For one, the US Navy has relied on the same model of anti-ship missile since 1977: the Harpoon. But American military officials are concerned that the Chinese navy is capable of destroying or outmaneuvering those missiles.
To address those concerns, the US Navy is looking into a variety of options for revamping its offensive weapons.
One option is to retrofit the tried-and-true Tomahawk. While reliable, that missile was designed for striking stationary targets on land. The Pentagon began running tests on converted Tomahawks last January, and officials believe that successful sea variety could be deployed as in the next few years.
The Navy is also looking into creating its own version of the Long Range Anti-Ship Missile, originally designed to be launched via aircraft.
These upgrades will force America’s enemies to "wake up and instead of just worrying about aircraft carriers or torpedoes from subs, they now have to worry about all surface ships and their ability to attack them," Vice Adm. Thomas Rowden, the Navy’s Surface Force Commander, told Aviation Week.
The US is also considering the possibility of spreading its Pacific air squadrons across a wider array of airfields from Palau to the Philippines. In this way, it could lessen the impact of an offensive missile attack against any one air base.

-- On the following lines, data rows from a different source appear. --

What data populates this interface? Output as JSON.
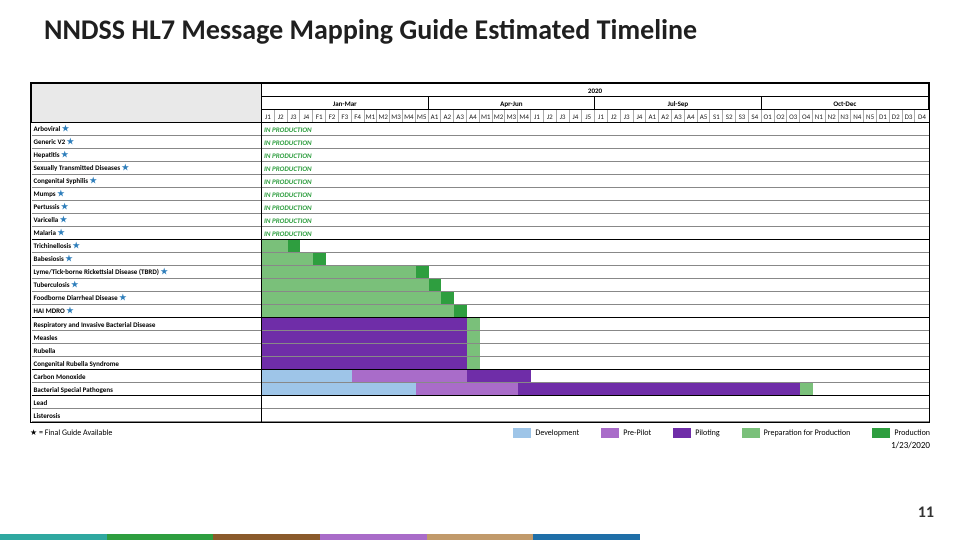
{
  "title": "NNDSS HL7 Message Mapping Guide Estimated Timeline",
  "year_label": "2020",
  "quarters": [
    "Jan-Mar",
    "Apr-Jun",
    "Jul-Sep",
    "Oct-Dec"
  ],
  "weeks": [
    "J1",
    "J2",
    "J3",
    "J4",
    "F1",
    "F2",
    "F3",
    "F4",
    "M1",
    "M2",
    "M3",
    "M4",
    "M5",
    "A1",
    "A2",
    "A3",
    "A4",
    "M1",
    "M2",
    "M3",
    "M4",
    "J1",
    "J2",
    "J3",
    "J4",
    "J5",
    "J1",
    "J2",
    "J3",
    "J4",
    "A1",
    "A2",
    "A3",
    "A4",
    "A5",
    "S1",
    "S2",
    "S3",
    "S4",
    "O1",
    "O2",
    "O3",
    "O4",
    "N1",
    "N2",
    "N3",
    "N4",
    "N5",
    "D1",
    "D2",
    "D3",
    "D4"
  ],
  "star_glyph": "★",
  "in_production_label": "IN PRODUCTION",
  "conditions": [
    {
      "name": "Arboviral",
      "star": true,
      "in_production": true,
      "bars": [],
      "sep": false
    },
    {
      "name": "Generic V2",
      "star": true,
      "in_production": true,
      "bars": [],
      "sep": false
    },
    {
      "name": "Hepatitis",
      "star": true,
      "in_production": true,
      "bars": [],
      "sep": false
    },
    {
      "name": "Sexually Transmitted Diseases",
      "star": true,
      "in_production": true,
      "bars": [],
      "sep": false
    },
    {
      "name": "Congenital Syphilis",
      "star": true,
      "in_production": true,
      "bars": [],
      "sep": false
    },
    {
      "name": "Mumps",
      "star": true,
      "in_production": true,
      "bars": [],
      "sep": false
    },
    {
      "name": "Pertussis",
      "star": true,
      "in_production": true,
      "bars": [],
      "sep": false
    },
    {
      "name": "Varicella",
      "star": true,
      "in_production": true,
      "bars": [],
      "sep": false
    },
    {
      "name": "Malaria",
      "star": true,
      "in_production": true,
      "bars": [],
      "sep": true
    },
    {
      "name": "Trichinellosis",
      "star": true,
      "in_production": false,
      "bars": [
        {
          "phase": "prep",
          "start": 0,
          "end": 2
        },
        {
          "phase": "prod",
          "start": 2,
          "end": 3
        }
      ],
      "sep": false
    },
    {
      "name": "Babesiosis",
      "star": true,
      "in_production": false,
      "bars": [
        {
          "phase": "prep",
          "start": 0,
          "end": 4
        },
        {
          "phase": "prod",
          "start": 4,
          "end": 5
        }
      ],
      "sep": false
    },
    {
      "name": "Lyme/Tick-borne Rickettsial Disease (TBRD)",
      "star": true,
      "in_production": false,
      "bars": [
        {
          "phase": "prep",
          "start": 0,
          "end": 12
        },
        {
          "phase": "prod",
          "start": 12,
          "end": 13
        }
      ],
      "sep": false
    },
    {
      "name": "Tuberculosis",
      "star": true,
      "in_production": false,
      "bars": [
        {
          "phase": "prep",
          "start": 0,
          "end": 13
        },
        {
          "phase": "prod",
          "start": 13,
          "end": 14
        }
      ],
      "sep": false
    },
    {
      "name": "Foodborne Diarrheal Disease",
      "star": true,
      "in_production": false,
      "bars": [
        {
          "phase": "prep",
          "start": 0,
          "end": 14
        },
        {
          "phase": "prod",
          "start": 14,
          "end": 15
        }
      ],
      "sep": false
    },
    {
      "name": "HAI MDRO",
      "star": true,
      "in_production": false,
      "bars": [
        {
          "phase": "prep",
          "start": 0,
          "end": 15
        },
        {
          "phase": "prod",
          "start": 15,
          "end": 16
        }
      ],
      "sep": true
    },
    {
      "name": "Respiratory and Invasive Bacterial Disease",
      "star": false,
      "in_production": false,
      "bars": [
        {
          "phase": "pilot",
          "start": 0,
          "end": 16
        },
        {
          "phase": "prep",
          "start": 16,
          "end": 17
        }
      ],
      "sep": false
    },
    {
      "name": "Measles",
      "star": false,
      "in_production": false,
      "bars": [
        {
          "phase": "pilot",
          "start": 0,
          "end": 16
        },
        {
          "phase": "prep",
          "start": 16,
          "end": 17
        }
      ],
      "sep": false
    },
    {
      "name": "Rubella",
      "star": false,
      "in_production": false,
      "bars": [
        {
          "phase": "pilot",
          "start": 0,
          "end": 16
        },
        {
          "phase": "prep",
          "start": 16,
          "end": 17
        }
      ],
      "sep": false
    },
    {
      "name": "Congenital Rubella Syndrome",
      "star": false,
      "in_production": false,
      "bars": [
        {
          "phase": "pilot",
          "start": 0,
          "end": 16
        },
        {
          "phase": "prep",
          "start": 16,
          "end": 17
        }
      ],
      "sep": true
    },
    {
      "name": "Carbon Monoxide",
      "star": false,
      "in_production": false,
      "bars": [
        {
          "phase": "dev",
          "start": 0,
          "end": 7
        },
        {
          "phase": "pre",
          "start": 7,
          "end": 16
        },
        {
          "phase": "pilot",
          "start": 16,
          "end": 21
        }
      ],
      "sep": false
    },
    {
      "name": "Bacterial Special Pathogens",
      "star": false,
      "in_production": false,
      "bars": [
        {
          "phase": "dev",
          "start": 0,
          "end": 12
        },
        {
          "phase": "pre",
          "start": 12,
          "end": 20
        },
        {
          "phase": "pilot",
          "start": 20,
          "end": 42
        },
        {
          "phase": "prep",
          "start": 42,
          "end": 43
        }
      ],
      "sep": true
    },
    {
      "name": "Lead",
      "star": false,
      "in_production": false,
      "bars": [],
      "sep": false
    },
    {
      "name": "Listerosis",
      "star": false,
      "in_production": false,
      "bars": [],
      "sep": false
    }
  ],
  "legend": {
    "note": "★ = Final Guide Available",
    "items": [
      {
        "label": "Development",
        "cls": "c-dev"
      },
      {
        "label": "Pre-Pilot",
        "cls": "c-pre"
      },
      {
        "label": "Piloting",
        "cls": "c-pilot"
      },
      {
        "label": "Preparation for Production",
        "cls": "c-prep"
      },
      {
        "label": "Production",
        "cls": "c-prod"
      }
    ]
  },
  "as_of_date": "1/23/2020",
  "page_number": "11",
  "footer_colors": [
    "#2fa8a0",
    "#2e9e3f",
    "#8a5a2b",
    "#a96cc9",
    "#c19a6b",
    "#1f6fa8"
  ],
  "chart_data": {
    "type": "gantt",
    "title": "NNDSS HL7 Message Mapping Guide Estimated Timeline",
    "x_unit": "week_of_2020",
    "x_range": [
      0,
      52
    ],
    "phases": [
      "Development",
      "Pre-Pilot",
      "Piloting",
      "Preparation for Production",
      "Production",
      "In Production (prior)"
    ],
    "series": [
      {
        "name": "Arboviral",
        "segments": [
          [
            "In Production (prior)",
            0,
            0
          ]
        ]
      },
      {
        "name": "Generic V2",
        "segments": [
          [
            "In Production (prior)",
            0,
            0
          ]
        ]
      },
      {
        "name": "Hepatitis",
        "segments": [
          [
            "In Production (prior)",
            0,
            0
          ]
        ]
      },
      {
        "name": "Sexually Transmitted Diseases",
        "segments": [
          [
            "In Production (prior)",
            0,
            0
          ]
        ]
      },
      {
        "name": "Congenital Syphilis",
        "segments": [
          [
            "In Production (prior)",
            0,
            0
          ]
        ]
      },
      {
        "name": "Mumps",
        "segments": [
          [
            "In Production (prior)",
            0,
            0
          ]
        ]
      },
      {
        "name": "Pertussis",
        "segments": [
          [
            "In Production (prior)",
            0,
            0
          ]
        ]
      },
      {
        "name": "Varicella",
        "segments": [
          [
            "In Production (prior)",
            0,
            0
          ]
        ]
      },
      {
        "name": "Malaria",
        "segments": [
          [
            "In Production (prior)",
            0,
            0
          ]
        ]
      },
      {
        "name": "Trichinellosis",
        "segments": [
          [
            "Preparation for Production",
            0,
            2
          ],
          [
            "Production",
            2,
            3
          ]
        ]
      },
      {
        "name": "Babesiosis",
        "segments": [
          [
            "Preparation for Production",
            0,
            4
          ],
          [
            "Production",
            4,
            5
          ]
        ]
      },
      {
        "name": "Lyme/Tick-borne Rickettsial Disease (TBRD)",
        "segments": [
          [
            "Preparation for Production",
            0,
            12
          ],
          [
            "Production",
            12,
            13
          ]
        ]
      },
      {
        "name": "Tuberculosis",
        "segments": [
          [
            "Preparation for Production",
            0,
            13
          ],
          [
            "Production",
            13,
            14
          ]
        ]
      },
      {
        "name": "Foodborne Diarrheal Disease",
        "segments": [
          [
            "Preparation for Production",
            0,
            14
          ],
          [
            "Production",
            14,
            15
          ]
        ]
      },
      {
        "name": "HAI MDRO",
        "segments": [
          [
            "Preparation for Production",
            0,
            15
          ],
          [
            "Production",
            15,
            16
          ]
        ]
      },
      {
        "name": "Respiratory and Invasive Bacterial Disease",
        "segments": [
          [
            "Piloting",
            0,
            16
          ],
          [
            "Preparation for Production",
            16,
            17
          ]
        ]
      },
      {
        "name": "Measles",
        "segments": [
          [
            "Piloting",
            0,
            16
          ],
          [
            "Preparation for Production",
            16,
            17
          ]
        ]
      },
      {
        "name": "Rubella",
        "segments": [
          [
            "Piloting",
            0,
            16
          ],
          [
            "Preparation for Production",
            16,
            17
          ]
        ]
      },
      {
        "name": "Congenital Rubella Syndrome",
        "segments": [
          [
            "Piloting",
            0,
            16
          ],
          [
            "Preparation for Production",
            16,
            17
          ]
        ]
      },
      {
        "name": "Carbon Monoxide",
        "segments": [
          [
            "Development",
            0,
            7
          ],
          [
            "Pre-Pilot",
            7,
            16
          ],
          [
            "Piloting",
            16,
            21
          ]
        ]
      },
      {
        "name": "Bacterial Special Pathogens",
        "segments": [
          [
            "Development",
            0,
            12
          ],
          [
            "Pre-Pilot",
            12,
            20
          ],
          [
            "Piloting",
            20,
            42
          ],
          [
            "Preparation for Production",
            42,
            43
          ]
        ]
      },
      {
        "name": "Lead",
        "segments": []
      },
      {
        "name": "Listerosis",
        "segments": []
      }
    ]
  }
}
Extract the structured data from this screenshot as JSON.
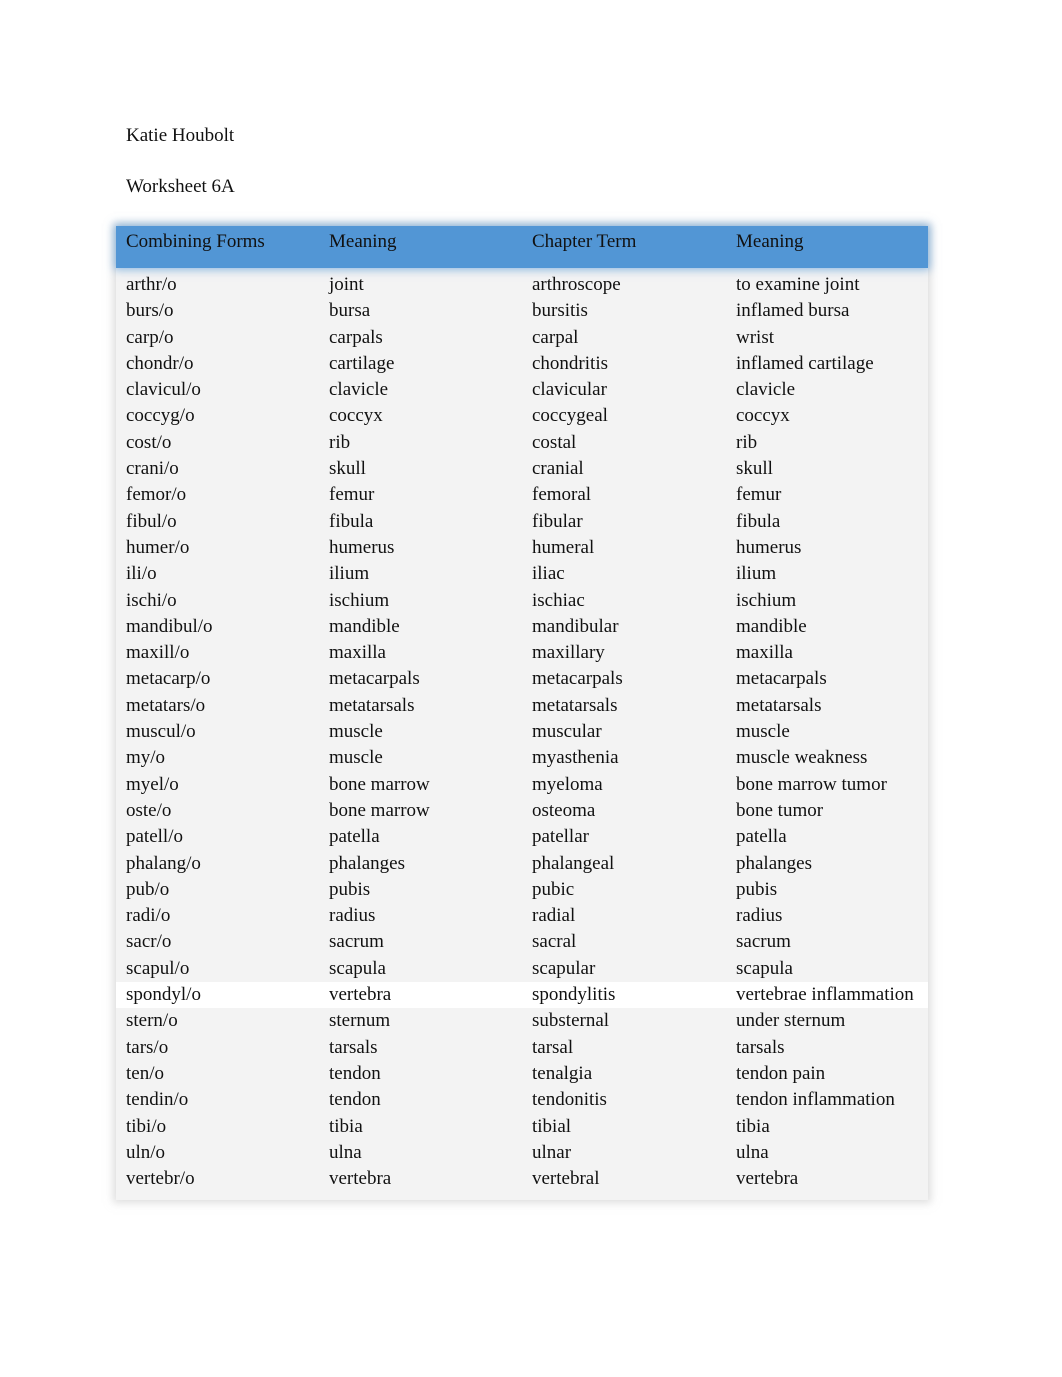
{
  "document": {
    "author": "Katie Houbolt",
    "title": "Worksheet 6A"
  },
  "table": {
    "headers": [
      "Combining Forms",
      "Meaning",
      "Chapter Term",
      "Meaning"
    ],
    "header_color": "#5296d5",
    "rows": [
      [
        "arthr/o",
        "joint",
        "arthroscope",
        "to examine joint"
      ],
      [
        "burs/o",
        "bursa",
        "bursitis",
        "inflamed bursa"
      ],
      [
        "carp/o",
        "carpals",
        "carpal",
        "wrist"
      ],
      [
        "chondr/o",
        "cartilage",
        "chondritis",
        "inflamed cartilage"
      ],
      [
        "clavicul/o",
        "clavicle",
        "clavicular",
        "clavicle"
      ],
      [
        "coccyg/o",
        "coccyx",
        "coccygeal",
        "coccyx"
      ],
      [
        "cost/o",
        "rib",
        "costal",
        "rib"
      ],
      [
        "crani/o",
        "skull",
        "cranial",
        "skull"
      ],
      [
        "femor/o",
        "femur",
        "femoral",
        "femur"
      ],
      [
        "fibul/o",
        "fibula",
        "fibular",
        "fibula"
      ],
      [
        "humer/o",
        "humerus",
        "humeral",
        "humerus"
      ],
      [
        "ili/o",
        "ilium",
        "iliac",
        "ilium"
      ],
      [
        "ischi/o",
        "ischium",
        "ischiac",
        "ischium"
      ],
      [
        "mandibul/o",
        "mandible",
        "mandibular",
        "mandible"
      ],
      [
        "maxill/o",
        "maxilla",
        "maxillary",
        "maxilla"
      ],
      [
        "metacarp/o",
        "metacarpals",
        "metacarpals",
        "metacarpals"
      ],
      [
        "metatars/o",
        "metatarsals",
        "metatarsals",
        "metatarsals"
      ],
      [
        "muscul/o",
        "muscle",
        "muscular",
        "muscle"
      ],
      [
        "my/o",
        "muscle",
        "myasthenia",
        "muscle weakness"
      ],
      [
        "myel/o",
        "bone marrow",
        "myeloma",
        "bone marrow tumor"
      ],
      [
        "oste/o",
        "bone marrow",
        "osteoma",
        "bone tumor"
      ],
      [
        "patell/o",
        "patella",
        "patellar",
        "patella"
      ],
      [
        "phalang/o",
        "phalanges",
        "phalangeal",
        "phalanges"
      ],
      [
        "pub/o",
        "pubis",
        "pubic",
        "pubis"
      ],
      [
        "radi/o",
        "radius",
        "radial",
        "radius"
      ],
      [
        "sacr/o",
        "sacrum",
        "sacral",
        "sacrum"
      ],
      [
        "scapul/o",
        "scapula",
        "scapular",
        "scapula"
      ],
      [
        "spondyl/o",
        "vertebra",
        "spondylitis",
        "vertebrae inflammation"
      ],
      [
        "stern/o",
        "sternum",
        "substernal",
        "under sternum"
      ],
      [
        "tars/o",
        "tarsals",
        "tarsal",
        "tarsals"
      ],
      [
        "ten/o",
        "tendon",
        "tenalgia",
        "tendon pain"
      ],
      [
        "tendin/o",
        "tendon",
        "tendonitis",
        "tendon inflammation"
      ],
      [
        "tibi/o",
        "tibia",
        "tibial",
        "tibia"
      ],
      [
        "uln/o",
        "ulna",
        "ulnar",
        "ulna"
      ],
      [
        "vertebr/o",
        "vertebra",
        "vertebral",
        "vertebra"
      ]
    ]
  }
}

"It’s not that any of these places are out of range in an attack," said David Ochmanek, a former senior Pentagon official, according to Foreign Policy. "But if you put small numbers of aircraft in many places and you disperse the aircraft on the base itself, you limit your liability and raise the cost of suppression attack."
US military officials are also worried about the navy’s broader strategy. With over 300 naval ships in its fleet, Beijing is rapidly gaining on the United States, which could threaten Washington’s access to the Pacific. The Pentagon is also worried about the infamous Dongfeng DF-21D "carrier killer" ballistic missile.
This could present problems in areas like the South China Sea, where the US and China are currently engaged in a tense standoff. Expressing opposition to Beijing’s construction of artificial islands in the Spratly archipelago, Washington has sent naval patrols through the 12-mile territorial limit of those islands.
China, for its part, has maintained that it has every right to build within its own territory, and insists that the installations will be used primarily for humanitarian purposes.
If a conflict were to emerge out of those tensions, the Pentagon could not count on easy victory.
"You’re going to lose ships and jets and people," Ochmanek said. "Our military establishment came to this realization reluctantly. The challenge is as much conceptual as it is hardware related."